One of the things I started in 2017 and wanted to get more knowledge about in 2018 was Hadoop. While it is possible and very easy to run Hadoop on a single machine, this is not what it is designed for. Using it in such a way would even make your program run slower because of the overhead that is involved. So since Hadoop is designed for big data, and distributes that data over a cluster of machines it makes sense to also run it like this. While it is possible to have many nodes running on the same machine, you would need to setup quite a lot of configuration to prevent port collisions and such. On the other hand I don’t have a cluster available to do some experimenting with. Although I know it is possible to get some free tier machines at cloud providers such as Amazon, this is not something I want to do for a minor experiment like this. Instead I have chosen to create a virtual cluster by using Docker.
Not only does docker allow me to create a virtual cluster of nodes that have identical configuration, it also creates a more real-life setup. All the different clusters will have their own file system completely separate from the rest, you can selectively inspect and bring down a node to see how the cluster reacts. By choosing Docker I also hit two birds with one stone as it allows me to:
- Freshen up my docker knowledge
- Get a taste of Hadoop
I am in many aspects a minimalist. I always wonder how heavy my application is both with regards to memory and CPU usage. I do the same with my docker container. I always want to keep the size of the container as small as possible, but with Java this is not very easy.
So I started my journey with Alpine, on which I installed bash and Java, which is a hard requirement. Java could however not run due to some weird issues. I guess (and have read about it) that they are caused by some compiler/library which is different. But even using the version that was suggested did not fix the problem.
It didn’t take long before I gave up on this minimalistic endeavour as it is not the core of this experiment. I may look into it again at a later point, when I have my docker cluster running. But for now I decided to use the official Java 8 container.

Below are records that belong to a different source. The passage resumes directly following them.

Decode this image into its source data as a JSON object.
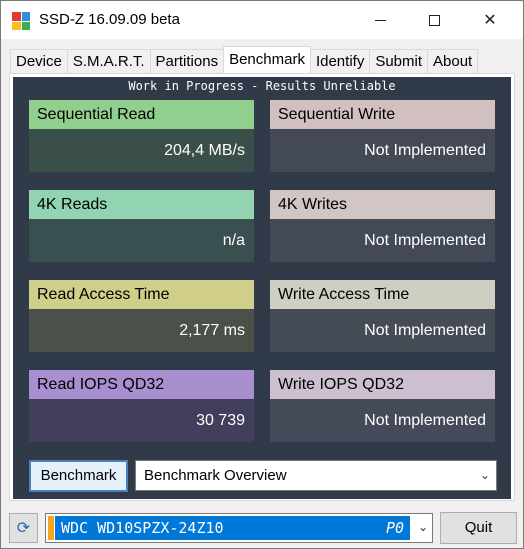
{
  "window": {
    "title": "SSD-Z 16.09.09 beta",
    "icon_colors": [
      "#e23a2e",
      "#2f8ee0",
      "#f5c026",
      "#36b04a"
    ]
  },
  "tabs": [
    {
      "label": "Device",
      "active": false
    },
    {
      "label": "S.M.A.R.T.",
      "active": false
    },
    {
      "label": "Partitions",
      "active": false
    },
    {
      "label": "Benchmark",
      "active": true
    },
    {
      "label": "Identify",
      "active": false
    },
    {
      "label": "Submit",
      "active": false
    },
    {
      "label": "About",
      "active": false
    }
  ],
  "banner": "Work in Progress - Results Unreliable",
  "cards": {
    "seq_read": {
      "label": "Sequential Read",
      "value": "204,4 MB/s",
      "head_color": "#91cf8e",
      "body_color": "#3a4f4a"
    },
    "seq_write": {
      "label": "Sequential Write",
      "value": "Not Implemented",
      "head_color": "#d2c0c0",
      "body_color": "#434a55"
    },
    "k4_read": {
      "label": "4K Reads",
      "value": "n/a",
      "head_color": "#92d3b2",
      "body_color": "#3a5050"
    },
    "k4_write": {
      "label": "4K Writes",
      "value": "Not Implemented",
      "head_color": "#d2c6c4",
      "body_color": "#434a55"
    },
    "read_access": {
      "label": "Read Access Time",
      "value": "2,177 ms",
      "head_color": "#d0cf8a",
      "body_color": "#4b5049"
    },
    "write_access": {
      "label": "Write Access Time",
      "value": "Not Implemented",
      "head_color": "#cdcfc3",
      "body_color": "#464c55"
    },
    "read_iops": {
      "label": "Read IOPS QD32",
      "value": "30 739",
      "head_color": "#a78fd0",
      "body_color": "#413f5c"
    },
    "write_iops": {
      "label": "Write IOPS QD32",
      "value": "Not Implemented",
      "head_color": "#cbbfd0",
      "body_color": "#454a58"
    }
  },
  "controls": {
    "benchmark_button": "Benchmark",
    "overview_select": "Benchmark Overview",
    "drive_name": "WDC WD10SPZX-24Z10",
    "drive_port": "P0",
    "quit_button": "Quit"
  }
}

My first experiment consisted of having Hadoop installed in a container and let it run a job. As a first test I used the included example (WordCount), which did not run immediately due to the class not being found. In contrary to what the example tells, I had to specify the fully qualified name of the class. This is a quick fix but an important one and something we should keep in the back of our mind.

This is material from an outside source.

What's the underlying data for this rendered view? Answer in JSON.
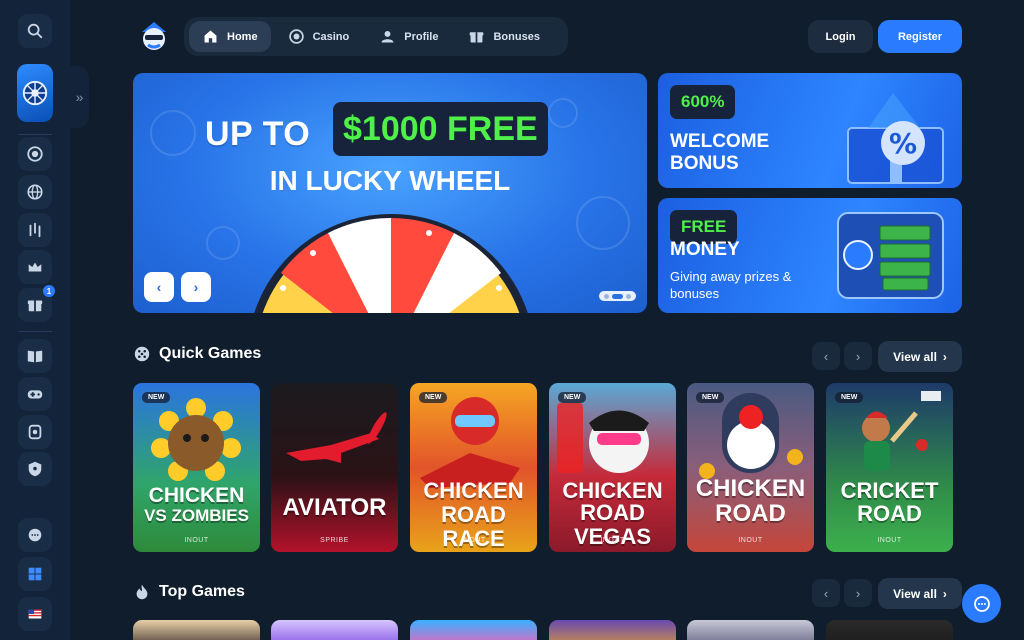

Before doing the actual setup of a cluster I wanted to work out some small use case of my own. I decided on a very simple one, which consists of going through a log file and count how often we received a message from each client. Although in general it was easy to get this working, I did encounter my first problem where my output directory remained empty. It was not that easy to figure out because the log file didn’t immediately show the problem, but I was able to discover that it was caused by a NullPointerException as there was a line that did not match the expected format. In the end it was pretty easy to get my use case working.

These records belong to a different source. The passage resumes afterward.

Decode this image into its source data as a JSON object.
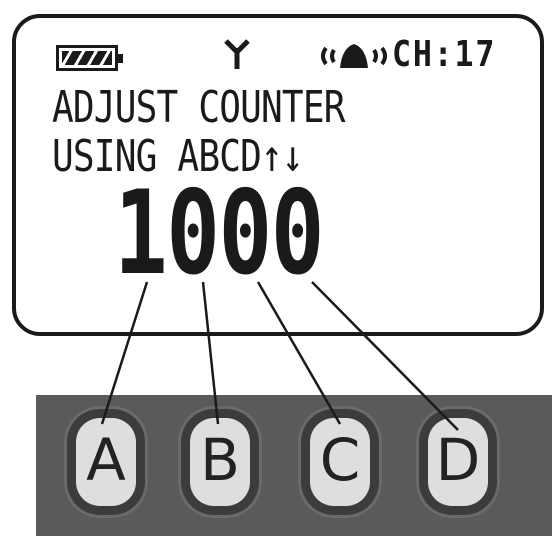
{
  "status_bar": {
    "battery_icon": "battery-icon",
    "battery_level": 1.0,
    "signal_icon": "antenna-icon",
    "alert_icon": "bell-alert-icon",
    "channel_label": "CH:17"
  },
  "screen": {
    "line1": "ADJUST COUNTER",
    "line2": "USING ABCD↑↓",
    "counter_digits": [
      "1",
      "0",
      "0",
      "0"
    ]
  },
  "keypad": {
    "keys": [
      {
        "label": "A"
      },
      {
        "label": "B"
      },
      {
        "label": "C"
      },
      {
        "label": "D"
      }
    ]
  },
  "colors": {
    "lcd_ink": "#1a1a1a",
    "lcd_background": "#ffffff",
    "keypad_background": "#5a5a5a",
    "key_face": "#dedede"
  }
}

For the actual cluster, I based myself on work from others, which made it very easy. To do this, I had to start using docker compose as I have to start a bunch of containers that are linked together instead of single containers. I also glanced into docker swarm, but this would only be required if I really had multiple devices. I created separate docker images for the datanode and namenode to allow for different configuration, they are of course based on the same general hadoop image. It was pretty easy to get my namnode up and running and have a bunch of datanodes connect to it.
But as I was going through the web interfaces I noticed that the log files were not available. Going back to the Hadoop setup page I noticed that they used a different script to setup the node as a daemon. This is not useable with docker as the script will spawn a child process and the original process itself will terminate, meaning the docker container will exit. Instead I had to keep using the direct ‘hdfs namenode’ approach. But I did notice that running the daemon script did have the logs file, where mine did not. After some examination of what this script does, and how configuration is used I discovered all I had to do was set an environment variable to write to file instead of the console.
So now I have a Hadoop cluster running consisting of a namenode and some datanodes. I still haven’t done anything with them, and that will be the topic of my next blog post. If you are interested in my docker cluster, you can find all the of the files on my GitHub account.